Jorn Walthaus is a Dutch professional poker player who is regarded as one of the best high-stakes players from Europe. In 2013, Jorn finished 26th in the World Series of Poker Main Event, his most accomplished live tournament score. Jorn then moved to Macau where lived for almost a year, hitting the casinos on a daily basis and participating in some of the region’s biggest cash games. We caught up with Jorn to find out more…


Jorn, how did you get started playing poker, and how did it then turn into your full-time job?

I first started playing when I was at university, I played with some friends and tried my luck online. After a few months I discovered I had a talent for it, so playing became my ‘job’ alongside my studies until I finished my degree. After that, I decided to pursue a professional poker career and I’ve been doing it ever since.


What was the most unexpected poker game you have ever played?

I only play in casinos, because I want to know everything is legitimate, but there are a lot of people who play in the underground games where I guess more ‘unexpected’ things go on. People like it because they can do things that wouldn’t be allowed in a casino – like rabbit hunting (when you play out a hand that’s already concluded to see if you would have made a particular hand or not) or ask for a deck and rip their cards to shreds. There’s a lot of that in China, especially Shanghai, with really high stakes. In the past I played in some of the underground games in Holland but you’re never really sure they’re legit, and if I’m not sure then I don’t want to play.


What was the longest poker game you ever played, and also the most exciting?

I think my record was playing 40 hours straight in Macau. I’d play every day when I lived there and it was always the same routine – I’d wake up around 10 or 11am, put on some clothes, walk to the poker room and put my name down. Then you get the text, and I’d sit down at the table and play straight until about 4 or 5 o’clock in the morning. There have been a lot of exciting games – some bluffs with a lot of money on the line that have got my heart racing for sure.


Why did you leave Macau, Asia’s gambling capital?

There started to be a lot more professional players and less recreational players, so you would win less. Especially when they brought in the smoking ban at the tables, the recreational players stopped coming so much. I saw a lot of regulars moving to the lower stake games because it’s began to get harder.


Do you have any tips you’re willing to share to increase the chances of winning a game?

The key to a good poker game is patience. You can’t let your emotions get to you, the moment you are feeling afraid or angry is the moment you’ll start losing.


If you weren’t a professional poker player, what would you be doing?

I have no idea! I probably would have done something with my degree, which is in Computer Science, or maybe start my own business.


What is your favourite Timothy Oulton design?
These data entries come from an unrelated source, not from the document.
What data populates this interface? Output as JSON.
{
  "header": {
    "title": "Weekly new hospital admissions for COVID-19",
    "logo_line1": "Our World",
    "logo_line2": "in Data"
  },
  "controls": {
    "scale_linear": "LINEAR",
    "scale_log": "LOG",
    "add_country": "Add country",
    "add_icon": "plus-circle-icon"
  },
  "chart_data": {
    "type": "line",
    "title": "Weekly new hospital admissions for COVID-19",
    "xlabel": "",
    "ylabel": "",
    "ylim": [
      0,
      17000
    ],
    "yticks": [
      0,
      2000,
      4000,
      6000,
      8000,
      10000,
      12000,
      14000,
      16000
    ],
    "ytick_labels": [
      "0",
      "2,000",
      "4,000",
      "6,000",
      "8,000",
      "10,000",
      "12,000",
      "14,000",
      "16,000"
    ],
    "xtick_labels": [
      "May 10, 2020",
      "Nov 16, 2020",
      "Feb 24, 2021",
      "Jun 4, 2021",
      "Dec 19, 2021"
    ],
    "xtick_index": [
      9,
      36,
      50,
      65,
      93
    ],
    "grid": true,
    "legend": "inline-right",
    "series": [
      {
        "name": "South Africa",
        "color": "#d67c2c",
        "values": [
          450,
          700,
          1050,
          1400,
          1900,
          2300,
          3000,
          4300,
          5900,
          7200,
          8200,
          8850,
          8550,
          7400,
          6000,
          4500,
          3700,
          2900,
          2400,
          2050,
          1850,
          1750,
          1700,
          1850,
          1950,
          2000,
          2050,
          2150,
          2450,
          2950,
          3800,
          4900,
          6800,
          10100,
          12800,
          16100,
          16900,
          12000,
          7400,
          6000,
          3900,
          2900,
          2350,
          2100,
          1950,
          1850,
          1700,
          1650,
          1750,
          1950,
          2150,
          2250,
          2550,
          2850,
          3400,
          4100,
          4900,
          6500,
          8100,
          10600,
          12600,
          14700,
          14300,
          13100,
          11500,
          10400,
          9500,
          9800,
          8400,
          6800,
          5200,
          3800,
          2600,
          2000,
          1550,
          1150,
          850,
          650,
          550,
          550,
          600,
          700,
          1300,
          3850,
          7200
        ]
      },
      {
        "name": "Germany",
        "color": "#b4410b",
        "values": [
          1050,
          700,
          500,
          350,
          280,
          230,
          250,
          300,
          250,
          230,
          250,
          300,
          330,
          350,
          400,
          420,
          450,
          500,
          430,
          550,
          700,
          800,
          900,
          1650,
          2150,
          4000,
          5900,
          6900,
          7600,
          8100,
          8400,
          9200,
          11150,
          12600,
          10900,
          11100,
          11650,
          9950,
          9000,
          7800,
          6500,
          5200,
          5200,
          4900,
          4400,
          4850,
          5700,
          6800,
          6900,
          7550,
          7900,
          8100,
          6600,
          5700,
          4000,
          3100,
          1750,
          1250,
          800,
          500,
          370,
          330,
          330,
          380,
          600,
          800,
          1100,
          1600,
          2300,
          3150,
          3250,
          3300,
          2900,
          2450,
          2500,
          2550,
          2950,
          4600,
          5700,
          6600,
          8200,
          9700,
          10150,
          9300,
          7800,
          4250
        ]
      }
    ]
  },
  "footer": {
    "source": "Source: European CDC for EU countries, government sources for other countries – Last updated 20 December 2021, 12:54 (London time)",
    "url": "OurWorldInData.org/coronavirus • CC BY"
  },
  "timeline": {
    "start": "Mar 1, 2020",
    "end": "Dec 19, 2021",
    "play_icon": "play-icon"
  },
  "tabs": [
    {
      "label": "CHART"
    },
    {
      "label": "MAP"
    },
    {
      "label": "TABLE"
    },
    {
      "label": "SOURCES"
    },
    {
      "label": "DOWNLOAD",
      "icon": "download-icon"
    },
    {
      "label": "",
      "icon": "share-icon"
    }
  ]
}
The Spectrum Poker Set of course!!!


Can you read a Poker face?

A games night is all in good jest of course, but in the spirit of friendly competition, check out these six tips to suss out your opponent’s hand…

Are they leaning?

Leaning forward or reclining in a relaxed manner suggests they have a good hand.

Suddenly sitting up.

If a player suddenly sits upright in the chair and becomes attentive, they’ve probably got a strong hand.

The Long Stare.

If a player stares straight at you it’s likely they’re trying to show strength because they have a weak hand.

Lip play.

Biting, licking or sticking out lips are all signs of a weak hand.

Voice pitch.

Our voice tends to go up when we’re excited, so a higher pitch than normal is a sign of a strong hand. Clever players may try and overcompensate – so watch out for an unnaturally low voice too.